Function enrichment analysis of co-expressed genes with CPNE1 by Metascape. (A) GO annotation showed that CPNE1 was related to the GO term “cellular process”, “metabolic process” and “regulation of biological process.” (B) KEGG pathway showed that CPNE1 was related to “metabolism of RNA”, “Cell Cycle” and “ncRNA processing”.

FIGURE 7

Tumor immunology analysis. (A) CPNE1 was positively correlated with immune and estimate scores. (B) CPNE1 high- and low-expression groups displayed different fraction of immune cell types. The x-axis represents the types of immune cell. The y-axis represents the proportion of each immune cell type. (C) CPNE1 was significantly related to the proportions of multiple immune cell types. (D) Heatmap showed CPNE1 was associated with multiple immune checkpoint members.
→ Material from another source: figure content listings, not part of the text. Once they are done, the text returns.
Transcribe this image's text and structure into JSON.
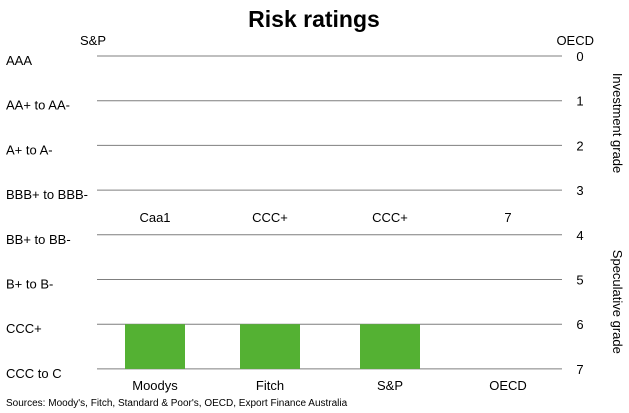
{
  "chart_data": {
    "type": "bar",
    "title": "Risk ratings",
    "left_axis_title": "S&P",
    "right_axis_title": "OECD",
    "left_ticks": [
      "AAA",
      "AA+ to AA-",
      "A+ to A-",
      "BBB+ to BBB-",
      "BB+ to BB-",
      "B+ to B-",
      "CCC+",
      "CCC to C"
    ],
    "right_ticks": [
      "0",
      "1",
      "2",
      "3",
      "4",
      "5",
      "6",
      "7"
    ],
    "right_groups": [
      {
        "label": "Investment grade",
        "from": 0,
        "to": 3
      },
      {
        "label": "Speculative grade",
        "from": 4,
        "to": 7
      }
    ],
    "ylim": [
      0,
      7
    ],
    "inverted": true,
    "categories": [
      "Moodys",
      "Fitch",
      "S&P",
      "OECD"
    ],
    "values": [
      6,
      6,
      6,
      7
    ],
    "value_labels": [
      "Caa1",
      "CCC+",
      "CCC+",
      "7"
    ],
    "bar_color": "#54B133",
    "grid": true
  },
  "source": "Sources: Moody's, Fitch, Standard & Poor's, OECD, Export Finance Australia"
}
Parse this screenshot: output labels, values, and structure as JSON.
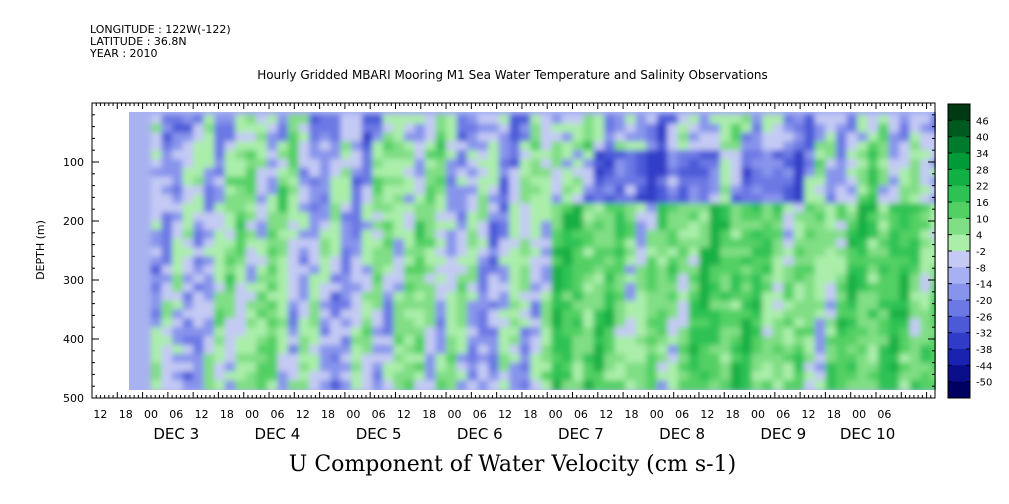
{
  "header": {
    "longitude": "LONGITUDE : 122W(-122)",
    "latitude": "LATITUDE : 36.8N",
    "year": "YEAR : 2010"
  },
  "chart_data": {
    "type": "heatmap",
    "title": "Hourly Gridded MBARI Mooring M1 Sea Water Temperature and Salinity Observations",
    "xlabel": "U Component of Water Velocity (cm s-1)",
    "ylabel": "DEPTH (m)",
    "ylim": [
      500,
      0
    ],
    "yticks": [
      100,
      200,
      300,
      400,
      500
    ],
    "data_depth_range": [
      20,
      485
    ],
    "xlim_hours": [
      0,
      200
    ],
    "hour_labels": [
      "12",
      "18",
      "00",
      "06",
      "12",
      "18",
      "00",
      "06",
      "12",
      "18",
      "00",
      "06",
      "12",
      "18",
      "00",
      "06",
      "12",
      "18",
      "00",
      "06",
      "12",
      "18",
      "00",
      "06",
      "12",
      "18",
      "00",
      "06",
      "12",
      "18",
      "00",
      "06"
    ],
    "day_labels": [
      {
        "label": "DEC  3",
        "hour": 20
      },
      {
        "label": "DEC  4",
        "hour": 44
      },
      {
        "label": "DEC  5",
        "hour": 68
      },
      {
        "label": "DEC  6",
        "hour": 92
      },
      {
        "label": "DEC  7",
        "hour": 116
      },
      {
        "label": "DEC  8",
        "hour": 140
      },
      {
        "label": "DEC  9",
        "hour": 164
      },
      {
        "label": "DEC 10",
        "hour": 184
      }
    ],
    "colorbar": {
      "labels": [
        "46",
        "40",
        "34",
        "28",
        "22",
        "16",
        "10",
        "4",
        "-2",
        "-8",
        "-14",
        "-20",
        "-26",
        "-32",
        "-38",
        "-44",
        "-50"
      ],
      "colors": [
        "#003a14",
        "#005a20",
        "#007a2c",
        "#009a38",
        "#12b044",
        "#2ec254",
        "#52d064",
        "#80de84",
        "#aaeeaa",
        "#c4caf4",
        "#a6b0f2",
        "#8894ec",
        "#6c78e4",
        "#4c5ad8",
        "#303cc8",
        "#1a22b0",
        "#0a0e88",
        "#000060"
      ]
    },
    "series_bands": [
      {
        "depth_range": [
          20,
          60
        ],
        "hour_range": [
          0,
          200
        ],
        "dominant": "light-blue"
      },
      {
        "depth_range": [
          160,
          485
        ],
        "hour_range": [
          108,
          200
        ],
        "dominant": "green"
      },
      {
        "depth_range": [
          80,
          160
        ],
        "hour_range": [
          112,
          168
        ],
        "dominant": "blue"
      }
    ]
  }
}
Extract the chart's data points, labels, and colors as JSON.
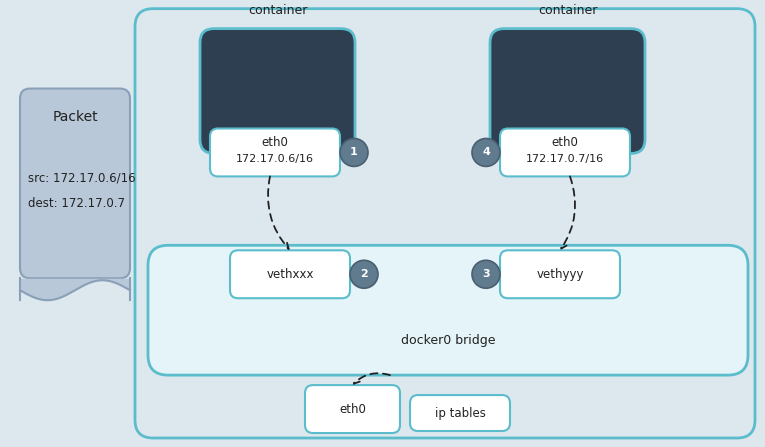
{
  "bg_color": "#dde8ee",
  "outer_bg": "#dde8ee",
  "outer_edge": "#5bbccc",
  "container_color": "#2d3f50",
  "container_edge": "#5bbccc",
  "eth_box_face": "#ffffff",
  "eth_box_edge": "#5bbccc",
  "bridge_face": "#e5f4f8",
  "bridge_edge": "#5bbccc",
  "packet_face": "#b8c8d8",
  "packet_edge": "#8aa0b8",
  "circle_face": "#607a8e",
  "circle_edge": "#4a6070",
  "circle_text": "#ffffff",
  "arrow_color": "#222222",
  "text_color": "#222222",
  "text_color_dark": "#2a3f55",
  "container_label": "container",
  "eth1_line1": "eth0",
  "eth1_line2": "172.17.0.6/16",
  "eth2_line1": "eth0",
  "eth2_line2": "172.17.0.7/16",
  "veth1_label": "vethxxx",
  "veth2_label": "vethyyy",
  "bridge_label": "docker0 bridge",
  "eth0_bottom_label": "eth0",
  "iptables_label": "ip tables",
  "packet_title": "Packet",
  "packet_src": "src: 172.17.0.6/16",
  "packet_dest": "dest: 172.17.0.7",
  "figsize": [
    7.65,
    4.47
  ],
  "dpi": 100
}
Heatmap colors: correlation (cor) coefficient. CPNE1 high -expression groups displayed higher (E) TIDE score, (F)T cell dysfunction score, and (G) T cell exclusion score. *, p < 0.05; **, p < 0.01; ***, p < 0.001.

FIGURE 8

Construction of CPNE1 knockdown cell lines and cell proliferation assays. (A) The mRNA and protein expression level of CPNE1 in ccRCC cell lines was generally higher than that in renal epithelial cell. (B) Successful knockdown by the siRNA was confirmed by RT-PCR and WB in 786-O cells. (C) Successful knockdown by the siRNA was confirmed by RT-PCR and WB in OS-RC-2 cells. (D) Knockdown of CPNE1 inhibited 786-O cells proliferation. (E) Knockdown of CPNE1 inhibited OS-RC-2 cells proliferation. **, p < 0.01; ***, p < 0.001. NC: Negative control. Si: ccRCC cells transfected with CPNE1-small interfering RNA.

FIGURE 9

Biological functions of CPNE1 knockdown in vitro. (A) Knockdown of CPNE1 decreased migration of 786-O cells (scale bar: 50 μm). (B) Knockdown of CPNE1 decreased migration of OS-RC-2 cells (scale bar: 50 μm). (C) CPNE1 knockdown significantly inhibited 786-O and OS-RC-2 cells invasion (scale bar: 200 μm). (D) EGFR and STAT3 phosphorylation were inhibited by the knockdown of CPNE1 in 786-O cells. (E) EGFR and STAT3 phosphorylation were inhibited by the knockdown of CPNE1 in OS-RC-2 cells. NC: Negative control. Si: ccRCC cells transfected with CPNE1-small interfering RNA. **, p < 0.01; ***, p < 0.001.

FIGURE 10

Biological functions of CPNE1 overexpression in vitro. (A) The successful construction of CPNE1 overexpression (ov) plasmid was validated via RT-PCR and WB in A-498 cells. (B) Overexpression of CPNE1 promoted proliferation in A-498 by CCK8 assays. (C) Scratch-wound healing assays demonstrated that migration abilities of A-498 cells were enhanced by overexpression of CPNE1 (scale bar: 50 μm). (D) Invasive capacities of A-498 cells were enhanced by CPNE1 overexpression (scale bar: 200 μm). (E) EGFR and STAT3 phosphorylation were activated by the overexpression of CPNE1 in A-498 cells. NC: negative control. ***, p < 0.001.